By contrast, Mr. Harper has taken a more back-seat approach. When asked by reporters earlier this month if he planned on getting vaccinated, he said he would if it was recommended by health officials - a comment some critics said added to the confusion.
Instead of declaring a state of emergency, federal health officials have been trying to encourage Canadians to get vaccinated while emphasizing the need to wash hands often, avoid coughing or sneezing into the air and staying home when sick.
"Despite all of the accusations of Canada hyping this, Canada has actually been pretty cool about it," Dr. Gardam said.
But a major part of the reason for a less-aggressive public campaign is that the hands of Canadian health officials have been tied, according to Dr. Wilson. They could not encourage the public to become inoculated until the H1N1 vaccine was approved in Canada, which occurred last week. But even then, health officials are being careful about what they say because they are focusing preliminary efforts on protecting vulnerable risk groups such as young children, pregnant women and people with certain medical conditions.
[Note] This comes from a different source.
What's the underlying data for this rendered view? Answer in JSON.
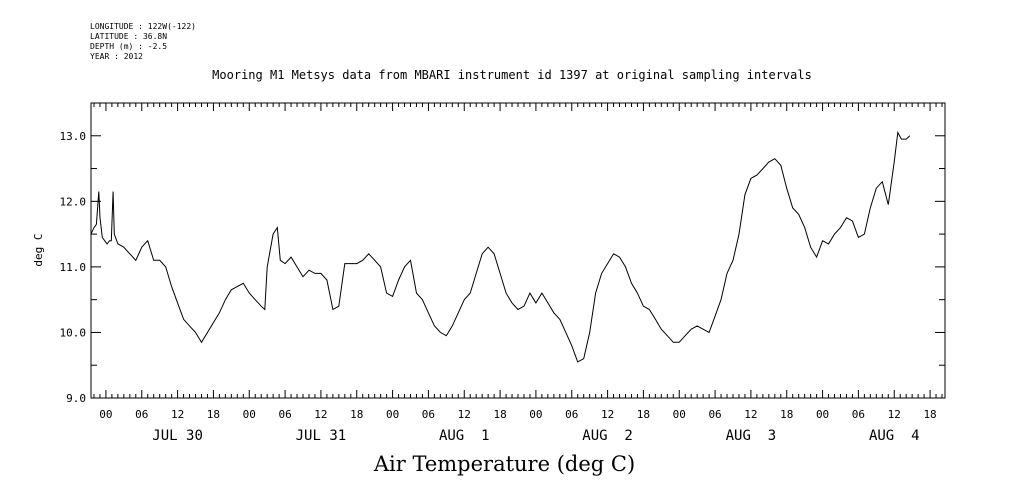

"They still can't be totally saying everyone needs it right away because they've actually asked non-high-risk people to defer the vaccine," Dr. Wilson said.
But as more doses are delivered and vaccination clinics open to the general public in coming days and weeks, he suspects Canadian health experts and government officials will change their tune and perhaps adopt the U.S. tone.
"When they have enough, they're going to definitely be out there saying, 'Everyone should get this,'" Dr. Wilson said.